Many investors have seen their 401(k)s take a beating in this recession, but among the many solutions out there that could fix this problem and bring us back to normal are exchange traded funds (ETFs).
Elainor Laise of The Wall Street Journal outlines the following five ways to help get things going again:
- Save, save, save. Undersaving has always been a major problem, but in these hard times it seems to be prevailing. Dwindling down some of your wants and desires to needs may enable you to save a few more pennies and get you over that bump. With ETFs, there are hundreds of options for where you can invest and save, too. No matter your goals, risk tolerance and investing style, there are several options for you. Find them.
- Utilizing company matches. This may be difficult because many employers are decreasing or even eliminating this policy.
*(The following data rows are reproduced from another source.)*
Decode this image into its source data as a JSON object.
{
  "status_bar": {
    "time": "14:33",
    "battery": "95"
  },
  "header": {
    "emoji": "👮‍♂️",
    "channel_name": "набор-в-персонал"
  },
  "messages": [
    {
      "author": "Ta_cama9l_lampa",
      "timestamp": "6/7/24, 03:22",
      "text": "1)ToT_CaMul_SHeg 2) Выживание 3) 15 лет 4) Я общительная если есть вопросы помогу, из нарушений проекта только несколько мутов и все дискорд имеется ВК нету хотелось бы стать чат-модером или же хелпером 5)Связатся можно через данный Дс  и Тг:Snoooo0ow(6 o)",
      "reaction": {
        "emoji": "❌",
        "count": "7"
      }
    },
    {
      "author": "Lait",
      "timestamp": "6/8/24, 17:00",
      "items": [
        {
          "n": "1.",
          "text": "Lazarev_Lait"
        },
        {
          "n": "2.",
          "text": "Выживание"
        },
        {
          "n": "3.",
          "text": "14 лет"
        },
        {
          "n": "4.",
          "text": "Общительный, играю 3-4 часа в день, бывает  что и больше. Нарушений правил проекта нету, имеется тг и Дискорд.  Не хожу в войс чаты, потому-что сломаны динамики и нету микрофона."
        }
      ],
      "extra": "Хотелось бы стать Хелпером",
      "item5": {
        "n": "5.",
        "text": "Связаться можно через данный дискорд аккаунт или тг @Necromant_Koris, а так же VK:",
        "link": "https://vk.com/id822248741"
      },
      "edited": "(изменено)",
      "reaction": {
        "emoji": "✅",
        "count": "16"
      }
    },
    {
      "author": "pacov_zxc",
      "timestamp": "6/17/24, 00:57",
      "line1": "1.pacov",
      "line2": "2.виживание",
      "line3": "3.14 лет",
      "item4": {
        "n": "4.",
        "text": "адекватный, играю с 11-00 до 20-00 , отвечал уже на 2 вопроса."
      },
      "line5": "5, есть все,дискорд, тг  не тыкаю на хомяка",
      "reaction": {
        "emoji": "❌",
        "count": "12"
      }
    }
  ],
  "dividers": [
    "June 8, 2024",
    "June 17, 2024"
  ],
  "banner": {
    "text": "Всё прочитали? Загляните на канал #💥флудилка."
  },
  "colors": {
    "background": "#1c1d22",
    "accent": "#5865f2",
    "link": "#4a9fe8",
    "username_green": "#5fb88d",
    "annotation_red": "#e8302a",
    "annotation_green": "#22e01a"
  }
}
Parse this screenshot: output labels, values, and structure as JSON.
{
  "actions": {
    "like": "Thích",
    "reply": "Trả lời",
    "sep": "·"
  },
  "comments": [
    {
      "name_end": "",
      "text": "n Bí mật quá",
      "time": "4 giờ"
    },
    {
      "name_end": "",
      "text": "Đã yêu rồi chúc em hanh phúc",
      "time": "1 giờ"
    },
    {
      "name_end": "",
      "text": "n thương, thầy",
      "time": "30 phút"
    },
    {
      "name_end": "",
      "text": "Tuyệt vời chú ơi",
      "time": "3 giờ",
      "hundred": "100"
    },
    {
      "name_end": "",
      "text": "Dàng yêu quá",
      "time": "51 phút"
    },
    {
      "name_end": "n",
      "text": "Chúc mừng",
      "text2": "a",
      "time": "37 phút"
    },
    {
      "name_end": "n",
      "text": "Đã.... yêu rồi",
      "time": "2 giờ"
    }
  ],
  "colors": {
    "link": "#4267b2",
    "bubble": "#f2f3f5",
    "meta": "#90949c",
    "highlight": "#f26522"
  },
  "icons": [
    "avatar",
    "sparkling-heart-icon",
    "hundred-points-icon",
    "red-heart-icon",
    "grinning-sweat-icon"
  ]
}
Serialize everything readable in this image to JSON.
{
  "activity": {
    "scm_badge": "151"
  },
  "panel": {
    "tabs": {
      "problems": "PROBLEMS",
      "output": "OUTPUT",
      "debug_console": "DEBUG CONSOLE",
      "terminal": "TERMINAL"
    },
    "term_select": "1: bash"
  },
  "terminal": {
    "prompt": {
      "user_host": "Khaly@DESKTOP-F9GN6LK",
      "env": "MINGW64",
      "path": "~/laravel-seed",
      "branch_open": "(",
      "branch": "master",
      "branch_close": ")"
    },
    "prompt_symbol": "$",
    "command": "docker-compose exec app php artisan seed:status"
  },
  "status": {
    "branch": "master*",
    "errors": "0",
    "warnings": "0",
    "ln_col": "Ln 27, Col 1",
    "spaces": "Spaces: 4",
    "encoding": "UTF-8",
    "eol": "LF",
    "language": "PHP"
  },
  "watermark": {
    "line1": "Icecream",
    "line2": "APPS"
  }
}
If this is the case, up your contribution to the maximum that the IRS will allow, $16,500 per individual for the current year and $22,000 for those of you 50 and older. Not only will this boost your nest egg, it will lower your contribution to Uncle Sam’s pocket.
- Don’t keep jumping from one fund to another. It might be tempting to dump a loser and jump onto the next best thing, but relying on emotion isn’t always the wisest decision. A possible solution to this is the use of target-date funds, like TDX Independence In-Target (TDX). Additionally, have a strategy to avoid letting your emotions get in the way.
- Pay attention to fees. This is the easiest area to improve. The majority of 401(k)s are focused on mutual funds, which generally charge have an expense ratio of around 1.02%. Contrast this with ETFs, which generally charge an expense ratio of 0.58%.; this can cut costs by almost half. Not only do ETFs offer the lowest expense ratio of all investment tools, they offer much more: transparency, easy diversification, lower risk.
- Encourage workers to save. Many companies don’t offer 401(k)s because of hefty costs and administrative issues and many workers that do have access to 401(k)s simply don’t utilize them. Perhaps the government can make it a bit easier for small business to offer 401(k)s.
If you haven’t already, it is time for all investors to blow the dust off of their 401(k) portfolios, look them over with a fine-tooth comb, consider all investment options, educate themselves about investment tools, especially ETFs, save a little more and get some advice from a reputable financial advisor. Let’s put the devastation of 2008 behind us and make every effort to maximize our portfolios.